A bell sounded on deck, and we heard the voice of Bill calling us to breakfast. Ace yelled to me to come on, and all hands including the captain gathered on deck forward, where we had coffee, good home-made bread bought from a farmer's wife, fried cakes, boiled potatoes, and plenty of salt pork, finishing with pie. All the cook had to do was to boil potatoes, cook eggs when we had them and make coffee; for the most of our victuals we bought as we passed through the country. The captain had a basket of potatoes or apples on the deck which he used as cash carriers. He would put a piece of money in a potato and throw it to whoever on shore had anything to sell, and the goods, if they could be safely thrown, would come whirling over to be caught by some of us on deck. We got many a nice chicken or loaf of bread or other good victuals in that way; and we lived on the fat of the land. All sorts of berries and fruit, milk, butter, eggs, cakes, pies and the like came to the canal without any care on our part; everything was cheap, and every meal was a feast. This first breakfast was a trial, but I made a noble meal of it. The sailor, Bill, pretended to believe that I had killed a man on shore and had gone to sea to escape the gallows. Ace and Paddy to frighten me, I suppose, talked about the dangers and difficulties of the driver's life; while the captain gave all of us stern looks over his meal and looked fiercely at me as if to deny that he had ever been kind. When the meal was over he ordered Ace to the tow-path, and told him to take me along and show me how to drive.
"Here," he snapped at me, "is where we make a spoon or spoil a horn. Go 'long with you!"
Ace climbed on the back of one of the horses. I looked up wondering what I was to do.
"You'll walk," said Ace; "an' keep your eyes skinned."
So we started off. Each horse leaned into the collar, and slowly the hundred tons or so of dead weight started through the water. The team knew that it was of no use to surge against the load to get it started, as horses do with a wagon; but they pulled steadily and slowly, gradually getting the boat under way, and soon it was moving along with the team at a brisk walk, and with less labor than a hundredth part of the weight would have called for on land. I have always believed in inland waterways for carrying the heavy freight of this nation; because the easiest and cheapest way to transport anything is to put it in the water and float it. This lesson I learned when Ace whipped up Dolly and Jack and took our craft off toward Syracuse.

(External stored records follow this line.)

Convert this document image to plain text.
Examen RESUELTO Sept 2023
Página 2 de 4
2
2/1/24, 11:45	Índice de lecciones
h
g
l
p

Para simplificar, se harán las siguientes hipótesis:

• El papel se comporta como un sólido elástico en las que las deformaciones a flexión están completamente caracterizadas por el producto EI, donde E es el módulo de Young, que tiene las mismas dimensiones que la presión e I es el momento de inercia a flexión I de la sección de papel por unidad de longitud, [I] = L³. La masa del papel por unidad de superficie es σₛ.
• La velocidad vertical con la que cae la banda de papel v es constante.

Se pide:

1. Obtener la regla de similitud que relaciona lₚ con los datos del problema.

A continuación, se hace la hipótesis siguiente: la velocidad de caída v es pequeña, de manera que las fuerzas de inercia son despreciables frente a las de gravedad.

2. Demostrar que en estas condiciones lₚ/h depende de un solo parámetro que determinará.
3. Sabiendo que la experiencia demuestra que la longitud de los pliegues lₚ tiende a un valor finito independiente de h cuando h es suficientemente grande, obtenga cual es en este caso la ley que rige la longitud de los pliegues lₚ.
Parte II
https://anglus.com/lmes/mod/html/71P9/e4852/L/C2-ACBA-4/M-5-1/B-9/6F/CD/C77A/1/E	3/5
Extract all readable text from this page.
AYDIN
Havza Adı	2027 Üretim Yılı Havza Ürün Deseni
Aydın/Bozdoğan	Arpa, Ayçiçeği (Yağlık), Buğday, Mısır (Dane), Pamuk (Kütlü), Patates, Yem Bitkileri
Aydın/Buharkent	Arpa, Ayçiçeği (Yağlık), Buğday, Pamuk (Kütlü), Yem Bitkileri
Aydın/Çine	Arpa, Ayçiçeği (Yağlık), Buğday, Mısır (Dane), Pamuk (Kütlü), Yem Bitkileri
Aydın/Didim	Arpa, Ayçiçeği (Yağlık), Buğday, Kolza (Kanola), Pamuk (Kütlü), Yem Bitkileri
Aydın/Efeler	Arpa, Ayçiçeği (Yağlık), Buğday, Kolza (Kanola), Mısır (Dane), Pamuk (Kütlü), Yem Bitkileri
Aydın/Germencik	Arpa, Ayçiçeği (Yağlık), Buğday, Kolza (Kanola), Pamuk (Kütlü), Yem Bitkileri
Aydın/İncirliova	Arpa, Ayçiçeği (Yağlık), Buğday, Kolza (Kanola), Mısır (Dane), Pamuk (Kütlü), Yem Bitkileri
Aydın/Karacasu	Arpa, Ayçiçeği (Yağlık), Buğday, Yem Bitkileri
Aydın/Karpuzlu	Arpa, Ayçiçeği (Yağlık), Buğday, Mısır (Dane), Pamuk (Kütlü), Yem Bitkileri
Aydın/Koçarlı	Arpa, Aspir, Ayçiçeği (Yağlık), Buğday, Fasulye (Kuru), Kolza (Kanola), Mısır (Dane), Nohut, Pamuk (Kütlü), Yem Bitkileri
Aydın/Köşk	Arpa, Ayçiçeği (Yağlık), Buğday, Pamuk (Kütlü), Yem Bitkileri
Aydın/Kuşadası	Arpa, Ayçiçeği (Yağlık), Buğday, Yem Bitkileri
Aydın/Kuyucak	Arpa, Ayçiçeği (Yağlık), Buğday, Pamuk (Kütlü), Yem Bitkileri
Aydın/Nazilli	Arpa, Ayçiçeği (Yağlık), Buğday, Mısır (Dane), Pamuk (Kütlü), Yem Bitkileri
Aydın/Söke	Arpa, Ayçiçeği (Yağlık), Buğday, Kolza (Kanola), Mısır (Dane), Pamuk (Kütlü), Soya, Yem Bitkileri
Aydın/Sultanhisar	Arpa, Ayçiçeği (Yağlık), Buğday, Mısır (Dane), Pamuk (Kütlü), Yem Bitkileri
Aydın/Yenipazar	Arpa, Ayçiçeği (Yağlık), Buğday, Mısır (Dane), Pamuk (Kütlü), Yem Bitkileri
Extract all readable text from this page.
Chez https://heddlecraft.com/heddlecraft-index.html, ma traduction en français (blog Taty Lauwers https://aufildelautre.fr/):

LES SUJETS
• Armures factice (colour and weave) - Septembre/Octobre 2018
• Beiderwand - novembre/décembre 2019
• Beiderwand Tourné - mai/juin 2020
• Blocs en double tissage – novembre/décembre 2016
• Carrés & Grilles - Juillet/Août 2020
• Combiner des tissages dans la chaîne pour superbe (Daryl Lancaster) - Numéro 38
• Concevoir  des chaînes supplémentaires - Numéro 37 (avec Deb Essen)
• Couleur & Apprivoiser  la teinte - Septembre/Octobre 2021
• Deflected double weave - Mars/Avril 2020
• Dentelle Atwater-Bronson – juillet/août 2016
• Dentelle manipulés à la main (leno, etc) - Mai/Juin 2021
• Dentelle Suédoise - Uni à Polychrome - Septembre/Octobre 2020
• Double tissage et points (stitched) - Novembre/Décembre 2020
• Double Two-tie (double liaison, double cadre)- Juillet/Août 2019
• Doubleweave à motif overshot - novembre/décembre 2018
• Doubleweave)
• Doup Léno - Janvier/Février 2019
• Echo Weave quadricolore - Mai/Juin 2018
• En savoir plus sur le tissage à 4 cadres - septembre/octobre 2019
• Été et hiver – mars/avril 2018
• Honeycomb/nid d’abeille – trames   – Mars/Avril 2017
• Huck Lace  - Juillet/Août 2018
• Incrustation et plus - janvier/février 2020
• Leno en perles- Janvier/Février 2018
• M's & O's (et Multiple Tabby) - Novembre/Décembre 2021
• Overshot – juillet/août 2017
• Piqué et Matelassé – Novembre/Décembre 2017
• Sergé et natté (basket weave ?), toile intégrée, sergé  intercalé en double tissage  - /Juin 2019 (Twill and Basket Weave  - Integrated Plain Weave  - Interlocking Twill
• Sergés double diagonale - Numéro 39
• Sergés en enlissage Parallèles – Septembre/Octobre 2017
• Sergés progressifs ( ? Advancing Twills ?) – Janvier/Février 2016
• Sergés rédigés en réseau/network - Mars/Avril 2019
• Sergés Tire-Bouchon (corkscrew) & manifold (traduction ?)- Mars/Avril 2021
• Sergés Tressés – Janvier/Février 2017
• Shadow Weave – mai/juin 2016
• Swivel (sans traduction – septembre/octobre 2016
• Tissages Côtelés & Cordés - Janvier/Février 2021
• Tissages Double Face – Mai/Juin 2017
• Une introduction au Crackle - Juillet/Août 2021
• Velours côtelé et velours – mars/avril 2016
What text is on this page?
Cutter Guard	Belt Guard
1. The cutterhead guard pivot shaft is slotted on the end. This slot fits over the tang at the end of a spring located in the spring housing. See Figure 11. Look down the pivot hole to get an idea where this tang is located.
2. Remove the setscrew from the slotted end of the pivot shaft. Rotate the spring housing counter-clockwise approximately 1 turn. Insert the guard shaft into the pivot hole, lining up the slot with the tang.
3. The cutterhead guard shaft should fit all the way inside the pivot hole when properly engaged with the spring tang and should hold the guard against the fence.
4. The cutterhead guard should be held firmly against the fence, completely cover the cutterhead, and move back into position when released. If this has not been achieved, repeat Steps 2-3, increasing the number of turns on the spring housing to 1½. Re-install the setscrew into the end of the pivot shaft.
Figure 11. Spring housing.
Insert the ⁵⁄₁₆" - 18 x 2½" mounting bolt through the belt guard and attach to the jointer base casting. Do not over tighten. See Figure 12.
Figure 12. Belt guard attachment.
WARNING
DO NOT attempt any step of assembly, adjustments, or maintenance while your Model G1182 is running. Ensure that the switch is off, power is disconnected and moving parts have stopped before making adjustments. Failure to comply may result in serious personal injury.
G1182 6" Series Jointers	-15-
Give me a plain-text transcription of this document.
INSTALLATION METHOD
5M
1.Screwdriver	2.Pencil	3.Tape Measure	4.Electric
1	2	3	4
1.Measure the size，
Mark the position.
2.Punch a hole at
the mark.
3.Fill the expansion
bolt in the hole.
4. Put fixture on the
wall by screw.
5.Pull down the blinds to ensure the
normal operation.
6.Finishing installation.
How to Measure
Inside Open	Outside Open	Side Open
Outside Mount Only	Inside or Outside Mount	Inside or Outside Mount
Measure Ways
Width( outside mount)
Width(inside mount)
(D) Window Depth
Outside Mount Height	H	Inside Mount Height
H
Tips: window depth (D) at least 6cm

It was a hard day for me. We were passing boats all the time, and we had to make speed to keep craft which had no right to pass us from getting by, especially just before reaching a lock. To allow another boat to steal our lockage from us was a disgrace; and many of the fights between the driver boys grew out of the rights of passing by and the struggle to avoid delays at the locks. Sometimes such affairs were not settled by the boys on the tow-path--they fought off the skirmishes; the real battles were between the captains or members of the crews.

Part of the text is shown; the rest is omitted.